Admins should also follow Microsoft’s guidance for detecting and remediating illicit consent grants. That includes reviewing OAuth applications, delegated permissions, and sign-in activity connected to suspicious apps.
However, ConsentFix v3 also shows why identity security needs browser-level visibility. If the attack happens through a real login flow and a convincing browser prompt, email filters and endpoint defenses may miss the most important step.

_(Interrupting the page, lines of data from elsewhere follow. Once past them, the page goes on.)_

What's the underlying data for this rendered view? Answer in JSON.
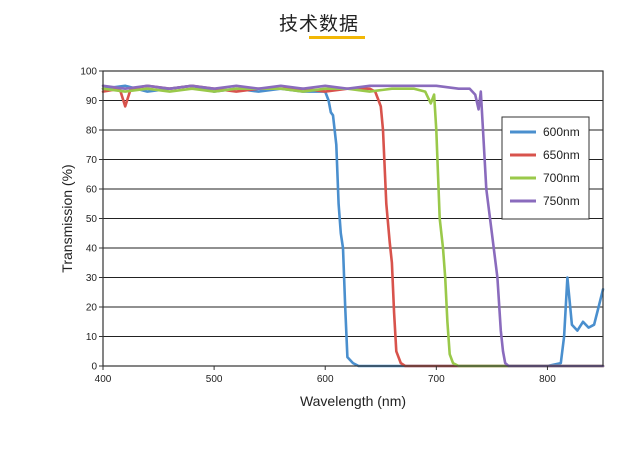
{
  "page": {
    "title": "技术数据"
  },
  "chart_data": {
    "type": "line",
    "title": "",
    "xlabel": "Wavelength (nm)",
    "ylabel": "Transmission (%)",
    "xlim": [
      400,
      850
    ],
    "ylim": [
      0,
      100
    ],
    "x_ticks": [
      400,
      500,
      600,
      700,
      800
    ],
    "y_ticks": [
      0,
      10,
      20,
      30,
      40,
      50,
      60,
      70,
      80,
      90,
      100
    ],
    "grid": "horizontal",
    "legend": "top-right",
    "series": [
      {
        "name": "600nm",
        "color": "#4a8fce",
        "x": [
          400,
          420,
          440,
          460,
          480,
          500,
          520,
          540,
          560,
          580,
          600,
          603,
          605,
          607,
          610,
          612,
          614,
          616,
          618,
          620,
          625,
          630,
          650,
          700,
          750,
          800,
          812,
          815,
          818,
          822,
          827,
          832,
          837,
          842,
          846,
          850
        ],
        "y": [
          94,
          95,
          93,
          94,
          95,
          93,
          94,
          93,
          94,
          93,
          93,
          90,
          86,
          85,
          75,
          55,
          45,
          40,
          20,
          3,
          1,
          0,
          0,
          0,
          0,
          0,
          1,
          10,
          30,
          14,
          12,
          15,
          13,
          14,
          20,
          26
        ]
      },
      {
        "name": "650nm",
        "color": "#d8534c",
        "x": [
          400,
          415,
          420,
          425,
          440,
          460,
          480,
          500,
          520,
          540,
          560,
          580,
          600,
          620,
          640,
          645,
          648,
          650,
          652,
          655,
          658,
          660,
          662,
          664,
          668,
          672,
          680,
          700,
          750,
          800,
          850
        ],
        "y": [
          93,
          94,
          88,
          94,
          95,
          94,
          95,
          94,
          93,
          94,
          94,
          94,
          93,
          94,
          94,
          93,
          90,
          88,
          80,
          55,
          42,
          35,
          18,
          5,
          1,
          0,
          0,
          0,
          0,
          0,
          0
        ]
      },
      {
        "name": "700nm",
        "color": "#9ac94a",
        "x": [
          400,
          420,
          440,
          460,
          480,
          500,
          520,
          540,
          560,
          580,
          600,
          620,
          640,
          660,
          680,
          690,
          695,
          698,
          700,
          703,
          706,
          708,
          710,
          712,
          715,
          720,
          730,
          750,
          800,
          850
        ],
        "y": [
          94,
          93,
          94,
          93,
          94,
          93,
          94,
          94,
          94,
          93,
          94,
          94,
          93,
          94,
          94,
          93,
          89,
          92,
          80,
          50,
          40,
          30,
          15,
          4,
          1,
          0,
          0,
          0,
          0,
          0
        ]
      },
      {
        "name": "750nm",
        "color": "#8a6bbd",
        "x": [
          400,
          420,
          440,
          460,
          480,
          500,
          520,
          540,
          560,
          580,
          600,
          620,
          640,
          660,
          680,
          700,
          720,
          730,
          735,
          738,
          740,
          742,
          745,
          750,
          755,
          758,
          760,
          762,
          765,
          770,
          780,
          800,
          850
        ],
        "y": [
          95,
          94,
          95,
          94,
          95,
          94,
          95,
          94,
          95,
          94,
          95,
          94,
          95,
          95,
          95,
          95,
          94,
          94,
          92,
          87,
          93,
          80,
          60,
          45,
          30,
          12,
          5,
          1,
          0,
          0,
          0,
          0,
          0
        ]
      }
    ]
  }
}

Real-world impact is still developing
Push Security described ConsentFix v3 as a sign of where OAuth phishing may be heading, rather than a mature phishing-as-a-service platform at industrial scale.
The company also noted that its testing used personal Microsoft accounts, which limits how much can be said about enterprise impact. In a real business tenant, the damage would depend on the targeted app, token scope, user permissions, and tenant controls.
Still, defenders should not wait for a larger campaign before acting. Device code phishing grew after criminal toolkits made it easier to run, and ConsentFix could follow a similar path.
FAQ
ConsentFix v3 is a toolkit that automates parts of an OAuth phishing technique targeting Microsoft Azure and Entra ID accounts.
No. The attack focuses on stealing OAuth authorization material and exchanging it for tokens. This can give attackers access without directly stealing a password.
The user may complete a legitimate Microsoft login flow. If the attacker captures the resulting OAuth code or token material, MFA has already happened or may not be prompted again.
Azure CLI is commonly mentioned because it is a trusted first-party Microsoft application used in legitimate cloud administration and developer workflows.